After we examine these issues in the light of causal diagrams, we can place randomized controlled trials into their proper context. Either we can view them as a special case of our inference engine, or we can view causal inference as a vast extension of RCTs. Either viewpoint is fine, and perhaps people trained to see RCTs as the arbiter of causation will find the latter more congenial.
Once we have understood why RCTs work, there is no need to put them on a pedestal and treat them as the gold standard of causal analysis, which all other methods should emulate. Quite the opposite: we will see that the so-called gold standard in fact derives its legitimacy from more basic principles.
This chapter will also show that causal diagrams make possible a shift of emphasis from confounders to deconfounders. The former cause the problem; the latter cure it. The two sets may overlap, but they don’t have to. If we have data on a sufficient set of deconfounders, it does not matter if we ignore some or even all of the confounders.

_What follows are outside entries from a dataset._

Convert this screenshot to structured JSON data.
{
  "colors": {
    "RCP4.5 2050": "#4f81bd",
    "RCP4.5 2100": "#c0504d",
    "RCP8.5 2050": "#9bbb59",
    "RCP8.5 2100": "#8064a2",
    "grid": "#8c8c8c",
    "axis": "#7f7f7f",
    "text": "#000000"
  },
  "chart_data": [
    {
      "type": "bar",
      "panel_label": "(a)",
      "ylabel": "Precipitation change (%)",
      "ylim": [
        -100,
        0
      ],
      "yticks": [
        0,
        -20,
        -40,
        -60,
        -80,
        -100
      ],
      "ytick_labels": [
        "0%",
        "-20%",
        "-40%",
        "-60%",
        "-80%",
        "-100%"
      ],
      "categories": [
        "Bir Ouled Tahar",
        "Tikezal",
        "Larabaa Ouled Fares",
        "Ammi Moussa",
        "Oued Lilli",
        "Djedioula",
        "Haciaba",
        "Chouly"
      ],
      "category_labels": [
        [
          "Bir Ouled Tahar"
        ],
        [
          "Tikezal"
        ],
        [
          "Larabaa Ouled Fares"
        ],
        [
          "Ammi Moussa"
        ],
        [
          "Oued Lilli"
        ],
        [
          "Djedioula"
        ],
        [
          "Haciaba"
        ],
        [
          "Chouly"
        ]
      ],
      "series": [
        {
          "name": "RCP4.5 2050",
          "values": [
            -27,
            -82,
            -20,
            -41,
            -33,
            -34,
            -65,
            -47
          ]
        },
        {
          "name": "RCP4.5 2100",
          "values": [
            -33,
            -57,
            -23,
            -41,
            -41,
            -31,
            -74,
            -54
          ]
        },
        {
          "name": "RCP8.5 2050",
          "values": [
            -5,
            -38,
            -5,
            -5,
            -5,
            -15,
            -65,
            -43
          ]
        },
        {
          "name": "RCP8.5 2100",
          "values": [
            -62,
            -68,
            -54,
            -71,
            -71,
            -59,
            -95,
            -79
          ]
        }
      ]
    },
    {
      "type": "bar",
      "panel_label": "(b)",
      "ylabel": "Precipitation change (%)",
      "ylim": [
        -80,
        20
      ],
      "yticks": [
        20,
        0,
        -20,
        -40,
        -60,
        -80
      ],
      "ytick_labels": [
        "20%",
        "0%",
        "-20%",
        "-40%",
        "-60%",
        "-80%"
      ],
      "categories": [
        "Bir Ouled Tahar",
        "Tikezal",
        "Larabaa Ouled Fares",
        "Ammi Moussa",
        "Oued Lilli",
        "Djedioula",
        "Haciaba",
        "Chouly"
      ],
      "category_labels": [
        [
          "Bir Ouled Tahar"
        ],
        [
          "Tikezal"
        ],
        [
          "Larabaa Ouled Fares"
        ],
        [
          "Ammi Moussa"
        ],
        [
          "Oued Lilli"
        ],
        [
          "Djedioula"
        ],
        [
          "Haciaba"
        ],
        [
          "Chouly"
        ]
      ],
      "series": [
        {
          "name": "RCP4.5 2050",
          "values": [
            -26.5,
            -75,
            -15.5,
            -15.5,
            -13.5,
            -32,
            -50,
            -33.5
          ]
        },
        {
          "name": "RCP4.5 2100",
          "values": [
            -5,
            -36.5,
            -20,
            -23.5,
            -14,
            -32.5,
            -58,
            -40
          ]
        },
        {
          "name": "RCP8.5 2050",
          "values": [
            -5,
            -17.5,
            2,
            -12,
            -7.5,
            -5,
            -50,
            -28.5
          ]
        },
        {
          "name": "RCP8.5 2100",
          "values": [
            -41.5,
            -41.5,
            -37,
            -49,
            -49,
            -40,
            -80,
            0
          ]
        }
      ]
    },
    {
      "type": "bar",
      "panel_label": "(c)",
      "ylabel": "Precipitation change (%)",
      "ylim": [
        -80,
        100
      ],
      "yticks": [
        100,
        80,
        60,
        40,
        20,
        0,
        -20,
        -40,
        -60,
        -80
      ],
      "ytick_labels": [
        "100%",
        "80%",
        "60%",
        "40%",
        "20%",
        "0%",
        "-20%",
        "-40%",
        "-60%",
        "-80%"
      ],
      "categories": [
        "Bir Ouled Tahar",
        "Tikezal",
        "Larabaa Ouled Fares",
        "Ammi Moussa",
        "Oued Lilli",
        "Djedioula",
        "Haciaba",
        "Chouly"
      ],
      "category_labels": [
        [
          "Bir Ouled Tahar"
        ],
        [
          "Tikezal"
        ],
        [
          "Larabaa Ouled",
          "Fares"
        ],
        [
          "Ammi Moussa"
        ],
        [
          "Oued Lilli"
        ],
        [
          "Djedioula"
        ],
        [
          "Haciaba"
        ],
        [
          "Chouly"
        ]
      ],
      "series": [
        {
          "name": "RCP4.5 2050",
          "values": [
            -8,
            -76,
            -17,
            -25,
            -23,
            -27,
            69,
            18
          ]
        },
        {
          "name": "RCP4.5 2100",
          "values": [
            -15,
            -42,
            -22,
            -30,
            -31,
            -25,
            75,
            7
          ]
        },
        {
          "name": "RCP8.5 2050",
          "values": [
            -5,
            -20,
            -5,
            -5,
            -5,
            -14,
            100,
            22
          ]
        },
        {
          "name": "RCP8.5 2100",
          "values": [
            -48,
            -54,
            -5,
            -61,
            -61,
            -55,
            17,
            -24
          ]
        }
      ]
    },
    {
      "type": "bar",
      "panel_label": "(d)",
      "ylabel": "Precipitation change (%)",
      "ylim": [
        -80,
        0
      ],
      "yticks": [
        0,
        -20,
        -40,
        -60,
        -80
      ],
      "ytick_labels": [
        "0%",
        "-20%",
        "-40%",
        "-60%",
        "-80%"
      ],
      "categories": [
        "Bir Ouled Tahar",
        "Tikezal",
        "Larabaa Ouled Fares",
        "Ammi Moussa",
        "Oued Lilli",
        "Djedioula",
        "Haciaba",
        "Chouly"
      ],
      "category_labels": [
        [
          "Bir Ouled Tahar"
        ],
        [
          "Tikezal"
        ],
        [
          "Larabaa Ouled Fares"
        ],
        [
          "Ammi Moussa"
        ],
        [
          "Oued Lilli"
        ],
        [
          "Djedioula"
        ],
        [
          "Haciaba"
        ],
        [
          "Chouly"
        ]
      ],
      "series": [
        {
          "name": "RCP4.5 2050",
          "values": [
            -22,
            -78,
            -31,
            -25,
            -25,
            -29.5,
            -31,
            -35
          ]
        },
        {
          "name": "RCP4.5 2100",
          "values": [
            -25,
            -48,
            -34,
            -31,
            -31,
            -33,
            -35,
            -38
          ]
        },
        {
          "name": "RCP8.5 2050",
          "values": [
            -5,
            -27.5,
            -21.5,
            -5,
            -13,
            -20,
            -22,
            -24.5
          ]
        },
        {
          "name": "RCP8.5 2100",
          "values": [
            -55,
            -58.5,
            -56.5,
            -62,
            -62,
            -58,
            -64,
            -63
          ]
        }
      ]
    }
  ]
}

Graphical methods, beginning in the 1990s, have totally deconfounded the confounding problem. In particular, we will soon meet a method called the back-door criterion, which unambiguously identifies which variables in a causal diagram are deconfounders. If the researcher can gather data on those variables, she can adjust for them and thereby make predictions about the result of an intervention even without performing it.
There is now an almost universal consensus, at least among epidemiologists, philosophers, and social scientists, that (1) confounding needs and has a causal solution, and (2) causal diagrams provide a complete and systematic way of finding that solution. The age of confusion over confounding has come to an end!